Der unterstützt mich. Aber er hält sich in bezug auf Kevin zurück. Was ich verstehe, er ist einfach hilflos. Ich bin einfach zu allein mit dem Problem. Als ich als Kinderkrankenschwester im Krankenhaus gearbeitet habe, habe ich mich auch immer sehr engagiert – aber abends konnte ich wenigstens nach Hause gehen, in eine andere Welt. Als Pflegemutter habe ich einen 24-Stunden-Job und keinen Tag Auszeit. Wenn es dabei nur um mich ginge, wäre es vielleicht noch irgendwie zu schaffen. Ich bin ja für die Entscheidung verantwortlich, Kevin nicht mehr wegzuschicken, weil dieser Bruch ihm den Rest geben würde. Und ich würde mit dem Schuldgefühl nicht leben können. Mein Herz sagt darum ganz klar Nein zu dieser Lösung. Gleichzeitig aber geht meine Familie dabei vor die Hunde. Ich bin einfach verzweifelt. Ich weiß nicht ein noch aus.

Gibt es denn von außen keine Unterstützung für Sie?

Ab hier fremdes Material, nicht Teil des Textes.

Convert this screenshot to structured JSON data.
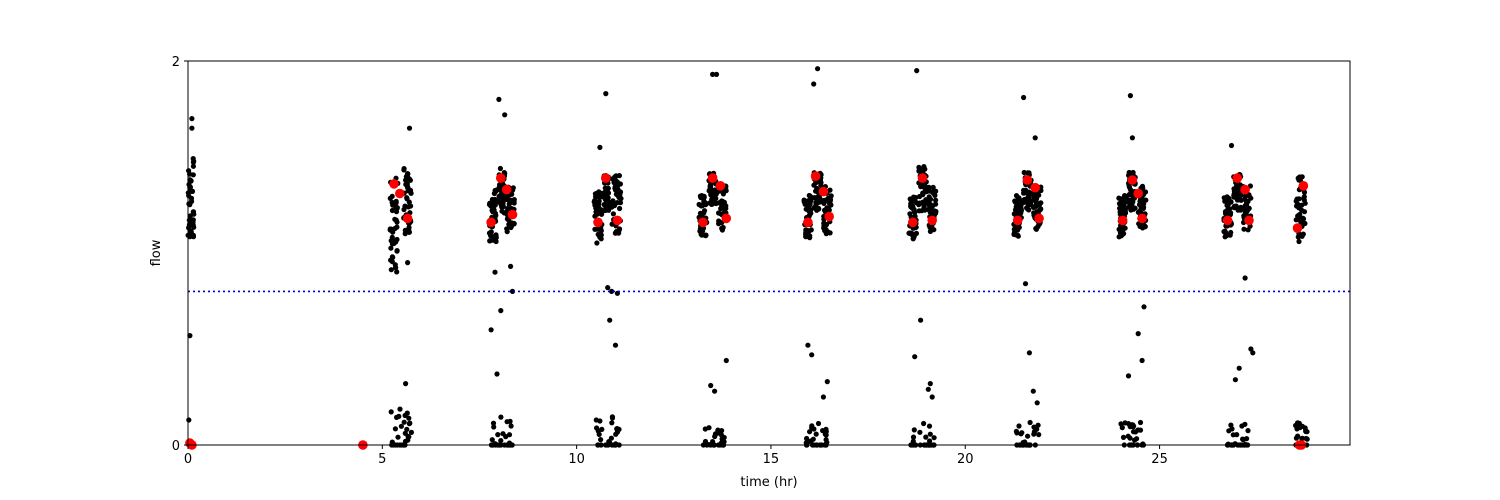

In den ersten Jahren, als das alles bei Kevin aufbrach, hatten wir viel Unterstützung: von Freunden und auch vom Jugendamt. Aber jetzt… Seit den Freisprüchen und den Publikationen, die mich als „fragwürdige Pflegemutter“ darstellen, halten sich alle mehr und mehr bedeckt. Denn Kevin ist natürlich auch anstrengend. Er hat immer Erwartungen, braucht permanente Zuwendung. Dabei hat er sich gut entwickelt, sich wirklich stabilisiert. Gerade darum bräuchte er jetzt in der Pubertät eine besondere Förderung. Mehr Menschen, denen er vertrauen und auf die er sich stützen kann.

Und das Jugendamt?
Früher hatte uns das Jugendamt einmal im Monat eine andere Betreuung für Kevin zugestanden. Und wir konnten auch als Familie mal ein, zwei Wochen ohne ihn Urlaub machen. Das gab mir und meinen Kindern ein bisschen Luft und Selbstbesinnung. Doch das ist in der letzten Zeit alles weggefallen. Ich habe das Gefühl, ich stoße überall nur noch auf taube Ohren. Ich bin einfach zu allein mit dem Kind. Und ich verstehe nicht, wie laut ich noch schreien soll.